Klarinet Archive - Posting 000094.txt from 1999/07

From: BlueNote83@-----.com
Subj: Re: [kl] sax trouble
Date: Sun, 4 Jul 1999 15:56:48 -0400

In a message dated 7/4/99 2:34:30 PM Central Daylight Time,
kwolman@-----.net writes:

<<
>>The characteristic clarinet sound derives from its acting acoustically as a
>>cylindrical pipe closed at one end driven by a single beating reed. This
is
>>why plastic, wood, and metal clarinets all sound like clarinets rather than
>>any other instrument.
>>
>Of course, plastic oboes also sound like oboes, and wood flutes like
>flutes. I don't believe I have ever actually heard a Grafton plastic
>saxophone, but I suspect it sounds pretty much like a sax.
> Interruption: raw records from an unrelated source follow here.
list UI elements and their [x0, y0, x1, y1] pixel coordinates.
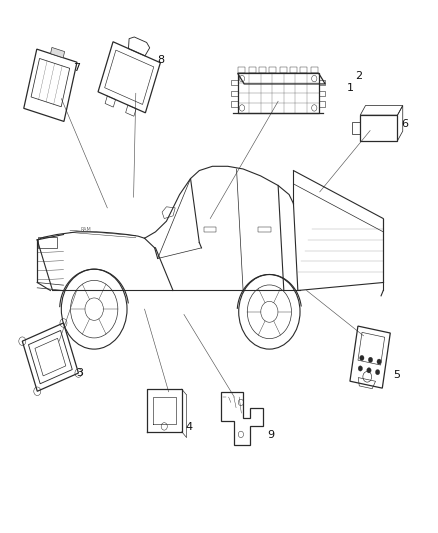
Text: 3: 3	[76, 368, 83, 378]
Text: 5: 5	[393, 370, 400, 380]
Bar	[280, 67, 287, 74]
Text: RAM: RAM	[80, 227, 91, 232]
Circle shape	[377, 359, 381, 365]
Bar	[290, 67, 297, 74]
Bar	[38, 237, 57, 248]
Circle shape	[367, 368, 371, 373]
Bar	[360, 115, 397, 141]
Bar	[311, 67, 318, 74]
Text: 1: 1	[347, 83, 354, 93]
Text: 2: 2	[356, 71, 363, 80]
Bar	[204, 227, 216, 232]
Circle shape	[375, 369, 380, 375]
Polygon shape	[50, 47, 64, 58]
Text: 6: 6	[401, 119, 408, 128]
Bar	[352, 122, 360, 134]
Bar	[259, 67, 266, 74]
Text: 4: 4	[186, 423, 193, 432]
Bar	[300, 67, 307, 74]
Text: 9: 9	[267, 431, 274, 440]
Circle shape	[358, 366, 363, 371]
Bar	[238, 67, 245, 74]
Circle shape	[368, 357, 373, 362]
Text: 7: 7	[73, 63, 80, 73]
Bar	[258, 227, 271, 232]
Bar	[249, 67, 256, 74]
Circle shape	[360, 356, 364, 361]
Text: 8: 8	[158, 55, 165, 65]
Bar	[269, 67, 276, 74]
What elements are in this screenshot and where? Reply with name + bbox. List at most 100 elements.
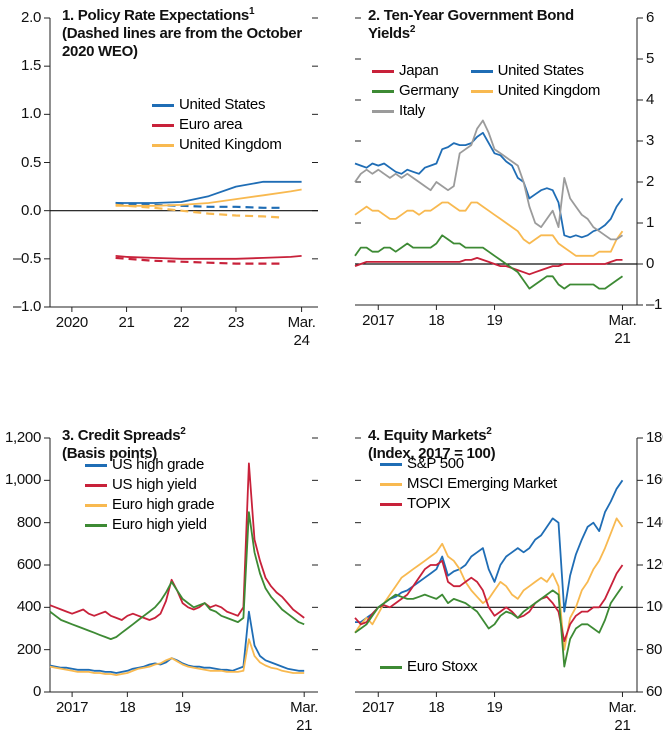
title-superscript: 2 [486,426,492,437]
legend-item: United States [470,61,601,81]
series-line [354,201,624,257]
legend-item: Italy [372,101,459,121]
title-text: 4. Equity Markets [368,427,487,444]
dashed-line [115,201,280,209]
y-tick-label: 200 [16,640,41,658]
subtitle: (Index, 2017 = 100) [368,445,496,462]
x-tick-label: 22 [173,314,190,331]
y-tick-label: 800 [16,513,41,531]
y-tick-label: 100 [646,598,663,616]
legend-swatch [380,665,402,669]
series-line [354,257,623,276]
x-tick-label: 2017 [56,699,89,716]
chart-title: 1. Policy Rate Expectations1 (Dashed line… [62,7,302,61]
legend-item: Japan [372,61,459,81]
y-tick-label: 2.0 [21,9,41,26]
legend-item: Euro high yield [85,515,214,535]
legend-item: United Kingdom [470,81,601,101]
legend-swatch [470,69,493,73]
y-tick-label: 1.0 [21,105,41,123]
legend: Japan United States Germany United Kingdom I… [372,61,600,121]
legend: United States Euro area United Kingdom [152,95,282,155]
legend-item: Euro high grade [85,495,215,515]
y-tick-label: 180 [646,429,663,446]
y-tick-label: –1.0 [13,298,41,315]
subtitle: (Basis points) [62,445,157,462]
legend-label: Euro area [179,116,243,133]
title-text: 2. Ten-Year Government Bond Yields [368,7,574,42]
legend-label: US high yield [112,476,197,493]
legend-label: TOPIX [407,495,451,512]
series-line [115,180,302,204]
legend-label: Euro Stoxx [407,658,478,675]
chart-title: 4. Equity Markets2 (Index, 2017 = 100) [368,427,623,463]
legend-label: United Kingdom [497,82,601,99]
legend-swatch [85,483,107,487]
legend-swatch [85,503,107,507]
x-tick-label: 18 [428,699,445,716]
series-line [355,479,624,623]
x-tick-label: Mar. 21 [290,699,319,734]
series-line [115,255,302,260]
series-line [354,234,624,290]
y-tick-label: 6 [646,9,655,26]
series-line [354,517,624,651]
x-tick-label: 19 [486,699,503,716]
title-text: 3. Credit Spreads [62,427,181,444]
x-tick-label: Mar. 24 [287,314,316,349]
y-tick-label: 4 [646,91,655,108]
series-line [354,131,624,239]
legend-swatch [152,143,174,147]
x-tick-label: 19 [174,699,191,716]
legend-swatch [470,89,493,93]
y-tick-label: 3 [646,132,655,149]
x-tick-label: 2017 [362,312,395,329]
y-tick-label: 1,200 [4,429,41,446]
legend-label: Germany [399,82,459,99]
dashed-line [115,256,280,265]
legend-swatch [372,69,394,73]
legend-item: TOPIX [380,494,557,514]
legend-item: United Kingdom [152,135,282,155]
y-tick-label: 600 [16,556,41,573]
legend-item: S&P 500 [380,454,557,474]
y-tick-label: 120 [646,556,663,573]
x-tick-label: Mar. 21 [608,312,637,347]
x-tick-label: 18 [428,312,445,329]
title-text: 1. Policy Rate Expectations [62,7,249,24]
x-tick-label: 2020 [55,314,88,331]
y-tick-label: 160 [646,471,663,489]
legend-swatch [85,523,107,527]
series-line [354,585,624,668]
x-tick-label: 23 [227,314,244,331]
x-tick-label: 2017 [362,699,395,716]
legend-swatch [152,123,174,127]
legend-label: Euro high grade [112,496,215,513]
y-tick-label: 0.5 [21,153,41,171]
legend-label: MSCI Emerging Market [407,475,557,492]
series-line [49,638,305,676]
x-tick-label: 21 [118,314,135,331]
y-tick-label: 0 [646,255,655,272]
legend-item: Germany [372,81,459,101]
series-line [115,188,302,207]
legend-item: US high yield [85,475,214,495]
y-tick-label: 1.5 [21,57,41,75]
legend-swatch [85,463,107,467]
legend: S&P 500 MSCI Emerging Market TOPIX Euro Sto… [380,454,557,677]
y-tick-label: 60 [646,683,663,700]
legend-label: United Kingdom [179,136,282,153]
subtitle: (Dashed lines are from the October 2020 … [62,25,302,60]
series-line [354,119,624,241]
x-tick-label: 19 [486,312,503,329]
y-tick-label: 0 [32,683,41,700]
legend: US high grade US high yield Euro high grad… [85,455,215,535]
y-tick-label: 0.0 [21,201,41,219]
legend-label: Italy [399,102,426,119]
y-tick-label: 80 [646,640,663,658]
legend-swatch [380,482,402,486]
legend-label: United States [179,96,266,113]
y-tick-label: 400 [16,598,41,616]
Your point, of
>course, is valid: it is the design, not the material, that determines the
>sound.

I think it was the jazz musician Ornette Coleman who got into experimenting
with a plastic sax sometime in the 1950s. I cannot listen to his music
long enough to figure out what he got from a plastic horn as opposed to one
made of metal, but he must've heard something in the sound that he felt he
needed, and that he could not get from a regulation saxophone.

Ken >>
Charlie Parker experimented with the Plastic saxophone earlier though.